Sometimes I will ask students to bring their devices into class and ask them to access resources that way rather than on a central large screen. For example if a class focuses on a particular research paper, it is impractical to display that on the central screen. I’m always mindful of inclusion here, and will bring some printed copies, or structure a session so students work in small groups so at least one person has a device available.
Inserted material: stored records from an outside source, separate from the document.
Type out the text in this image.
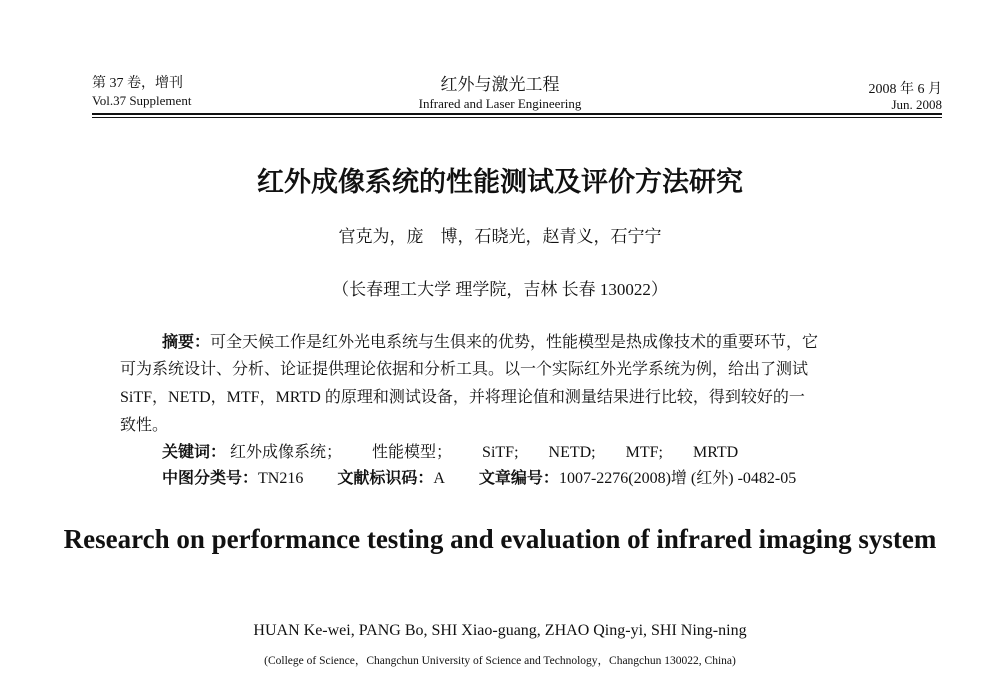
第 37 卷，增刊
Vol.37 Supplement
红外与激光工程
Infrared and Laser Engineering
2008 年 6 月
Jun. 2008
红外成像系统的性能测试及评价方法研究
官克为，庞　博，石晓光，赵青义，石宁宁
（长春理工大学 理学院，吉林 长春 130022）
摘要：可全天候工作是红外光电系统与生俱来的优势，性能模型是热成像技术的重要环节，它
可为系统设计、分析、论证提供理论依据和分析工具。以一个实际红外光学系统为例，给出了测试
SiTF，NETD，MTF，MRTD 的原理和测试设备，并将理论值和测量结果进行比较，得到较好的一
致性。
关键词： 红外成像系统； 性能模型； SiTF; NETD; MTF; MRTD
中图分类号：TN216 文献标识码：A 文章编号：1007-2276(2008)增 (红外) -0482-05
Research on performance testing and evaluation of infrared imaging system
HUAN Ke-wei, PANG Bo, SHI Xiao-guang, ZHAO Qing-yi, SHI Ning-ning
(College of Science，Changchun University of Science and Technology，Changchun 130022, China)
Stop making beautiful PowerPoints!
I’ll come back to where I started. Our job as educators is not to make beautiful PowerPoint slides, and doing so is a phenomenally inefficient way of preparing teaching. Our job is to help our students learn and meet the requirements of their course. I’m not saying get rid of slide decks entirely – there is a place for them, and it would not be inclusive to get rid of high quality visual aids. But we don’t need to be so reliant on high end PowerPoint slides all the time. They can actively distract us from what our students are learning. Focus on what students are doing with the information, and how your teaching session helps them to achieve their learning outcomes. Then choose the most appropriate format for that. It might be a slightly scrappy PowerPoint, or it might be something else entirely. Since I made the decision to ditch PowerPoint wherever possible, I haven’t looked back. I therefore encourage you to free yourselves from all of that time and effort, and create resources that emphasise learning, not graphic design.